Сперва ей казалось, что такая быстрина не может продолжаться бесконечно, горы раздвинутся, откроется широкое длинное плесо и можно будет сидеть, лениво оглядывая берега, петь песни и, выхватывая из воды весло, любоваться осыпающимися с него крупными светлыми каплями. Потом она смирилась с мыслью, что вплоть до зимовья "У Дикого" отдыха ей не будет.
Катюша впивалась взглядом в каждый новый поворот, ища то место, где стоит избушка. Но избушки все не было, и в сердце закрадывалась тревога: не проплыла ли она мимо зимовья?
Хотелось есть. Тамара в дорогу положила ей кое-какие запасы и даже бросила в лодку железный котелок: "Как же можно без чаю!"
"Хорошо бы выпить кружку горяченького…" Она еще раз прикинула время. Можно позволить себе час на отдых. Попить чайку, влезть на гору, оглядеться. А вдруг она проплыла зимовье?.. Как будет потом вверх подниматься?..
Катюша направилась к берегу.
Течение тянуло лодку в самые буруны, и Катюша едва успевала выруливать. Острые камни теснили со всех сторон. Стиснув зубы, Катюша ворочала веслом из последних сил. Успела оттолкнуться раз, другой…
Вдруг лодка ударилась носом в валун, струя воды хлестнула через борт, и, прежде чем Катюша успела что-либо сообразить, лодка перевернулась.

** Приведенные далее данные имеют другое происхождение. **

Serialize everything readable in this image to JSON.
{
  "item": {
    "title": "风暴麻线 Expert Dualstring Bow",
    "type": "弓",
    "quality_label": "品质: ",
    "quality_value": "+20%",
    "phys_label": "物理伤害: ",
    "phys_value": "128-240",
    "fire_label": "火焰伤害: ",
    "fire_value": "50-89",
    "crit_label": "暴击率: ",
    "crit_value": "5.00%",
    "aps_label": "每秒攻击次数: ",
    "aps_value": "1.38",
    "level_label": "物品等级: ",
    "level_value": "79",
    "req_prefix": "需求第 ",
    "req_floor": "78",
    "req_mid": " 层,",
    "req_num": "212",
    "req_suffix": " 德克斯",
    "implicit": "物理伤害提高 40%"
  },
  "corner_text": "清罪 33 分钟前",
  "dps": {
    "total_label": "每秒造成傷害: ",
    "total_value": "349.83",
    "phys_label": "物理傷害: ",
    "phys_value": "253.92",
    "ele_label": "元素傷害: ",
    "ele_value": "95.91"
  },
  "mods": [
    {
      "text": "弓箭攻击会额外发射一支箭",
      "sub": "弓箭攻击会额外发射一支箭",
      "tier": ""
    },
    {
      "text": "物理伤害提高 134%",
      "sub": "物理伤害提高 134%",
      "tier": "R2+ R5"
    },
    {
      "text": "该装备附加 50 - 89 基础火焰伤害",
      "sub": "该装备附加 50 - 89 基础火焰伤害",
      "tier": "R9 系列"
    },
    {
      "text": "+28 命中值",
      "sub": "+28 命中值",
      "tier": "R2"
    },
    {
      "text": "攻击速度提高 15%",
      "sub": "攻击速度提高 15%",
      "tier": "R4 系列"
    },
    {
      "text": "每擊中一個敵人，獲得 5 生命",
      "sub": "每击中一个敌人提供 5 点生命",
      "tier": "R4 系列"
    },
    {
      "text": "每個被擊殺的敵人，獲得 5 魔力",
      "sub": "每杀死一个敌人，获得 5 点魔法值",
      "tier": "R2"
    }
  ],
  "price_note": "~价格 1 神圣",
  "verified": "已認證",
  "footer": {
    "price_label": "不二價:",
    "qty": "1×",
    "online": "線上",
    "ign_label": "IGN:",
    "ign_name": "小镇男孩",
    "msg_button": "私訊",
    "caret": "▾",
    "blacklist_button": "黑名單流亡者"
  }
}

Волной Катюшу выбросило на камень. Одной рукой она ухватилась за его острую верхушку, другой успела схватить чемодан. Лодка, словно оглушенная взрывом гигантская рыба, выставив желтое брюхо и встряхиваясь на камнях, уходила все дальше и дальше. Сузившимися глазами Катюша смотрела, как мелькнули черные края лодки, потом приподнялось ее желтое брюхо, накатился высокий вал - и все исчезло.
То вброд, то вплавь, избитая о камни и мокрая до нитки, Катюша выбралась на сушу. Раскрыв чемодан, перебрала инструменты, вытерла их ватой, сохранившейся сухой в плотной обертке, размокшие медикаменты выбросила. К счастью, самое нужное уцелело.
"Ну, а теперь куда?"
Перед нею катилась пустынная, бурная река, за спиной громоздились высокие острые горы. На их склонах из-под разорванного местами тонкого слоя земли выступали голые серые скалы. Кое-где на утесах лепились низкие коряжистые сосны, находя для своих корней в безжизненном камне влагу.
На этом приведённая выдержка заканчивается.